Duże zmiany u Sebastiana Ułamka. Wymieni prawie wszystko

WP SportoweFakty / Oliwer Kubus / Sebastian Ułamek (w żółtym kasku)
WP SportoweFakty / Oliwer Kubus / Sebastian Ułamek (w żółtym kasku)

Sebastian Ułamek zdecydował się zostać we Włókniarzu i będzie startować z tym klubem w PGE Ekstralidze. Jak zapowiada jego menedżer, baza sprzętowa ulegnie niemal całkowitej wymianie. - To będą silniki na najwyższą klasę rozgrywek - mówi.

41-letni żużlowiec ścigał się w ostatnich sezonach w Nice Polskiej Lidze Żużlowej. Teraz wraca jednak do PGE Ekstraligi. Jego menedżer, Robert Jabłoński zaznacza, że Sebastian Ułamek podchodzi do tego wyzwania bardzo poważnie. Widać to choćby po ruchach sprzętowych.

- Już wcześniej postanowiliśmy, że te zmiany będą duże. Sebastian wymienia silniki i niemal wszystkie będą nowe. Z tego co wiem, zostawi sobie tylko ten, który najlepiej sprawdzał się na częstochowskim torze. Wiadomo, że najwyższa klasa rozgrywek to inna bajka niż Nice PLŻ, więc takie zmiany są konieczne. Temu wszystko jest podporządkowane - zdradza menedżer zawodnika.

Ułamek uzyskał w poprzednim sezonie czołową średnią biegopunktową na zapleczu Ekstraligi (2,129). Jego ostatnia przygoda z najwyższą klasą rozgrywek nie była jednak zbyt udana. W 2013 roku w barwach Startu Gniezno uzyskał średnią 1,597. Cały team zawodnika pozostaje jednak dobrej myśli.
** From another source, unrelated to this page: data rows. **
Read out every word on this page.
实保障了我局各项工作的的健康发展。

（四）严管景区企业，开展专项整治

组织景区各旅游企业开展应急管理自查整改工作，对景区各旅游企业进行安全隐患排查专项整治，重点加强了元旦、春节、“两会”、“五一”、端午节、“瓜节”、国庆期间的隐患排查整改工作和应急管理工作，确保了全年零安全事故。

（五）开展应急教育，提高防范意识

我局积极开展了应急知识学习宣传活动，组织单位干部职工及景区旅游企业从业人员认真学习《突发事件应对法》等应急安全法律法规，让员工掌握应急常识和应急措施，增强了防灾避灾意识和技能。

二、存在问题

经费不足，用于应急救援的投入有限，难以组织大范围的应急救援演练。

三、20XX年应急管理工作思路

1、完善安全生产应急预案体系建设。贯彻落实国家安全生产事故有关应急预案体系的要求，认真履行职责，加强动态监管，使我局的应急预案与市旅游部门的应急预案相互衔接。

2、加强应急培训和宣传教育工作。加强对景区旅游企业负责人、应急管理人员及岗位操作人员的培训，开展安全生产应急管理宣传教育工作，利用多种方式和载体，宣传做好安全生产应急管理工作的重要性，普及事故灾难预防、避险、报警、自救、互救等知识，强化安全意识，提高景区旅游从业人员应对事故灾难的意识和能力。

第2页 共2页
- Inwestujemy w nowy sprzęt, zakładając, że w trakcie sezonu nam się to zwróci. Nie wszystkie elementy zostały już zamówione, ale mamy dopiero początek stycznia. Do marca, gdy rozpoczną się sparingi, baza sprzętowa będzie w pełni gotowa. Liczymy, że zaowocuje to dobrym wynikiem w trakcie sezonu - dodaje Jabłoński.

Jeśli chodzi o przygotowania fizyczne do rozgrywek, te nie uległy większym zmianom. -  Sebastian trenuje pod okiem Piotrka Ruszela, który zajmuje się tez innymi zawodnikami związanymi z Częstochową. Prócz tego planowany jest obóz kondycyjny z drużyną, więc na pewno nie będzie się nudzić - kwituje menedżer zawodnika.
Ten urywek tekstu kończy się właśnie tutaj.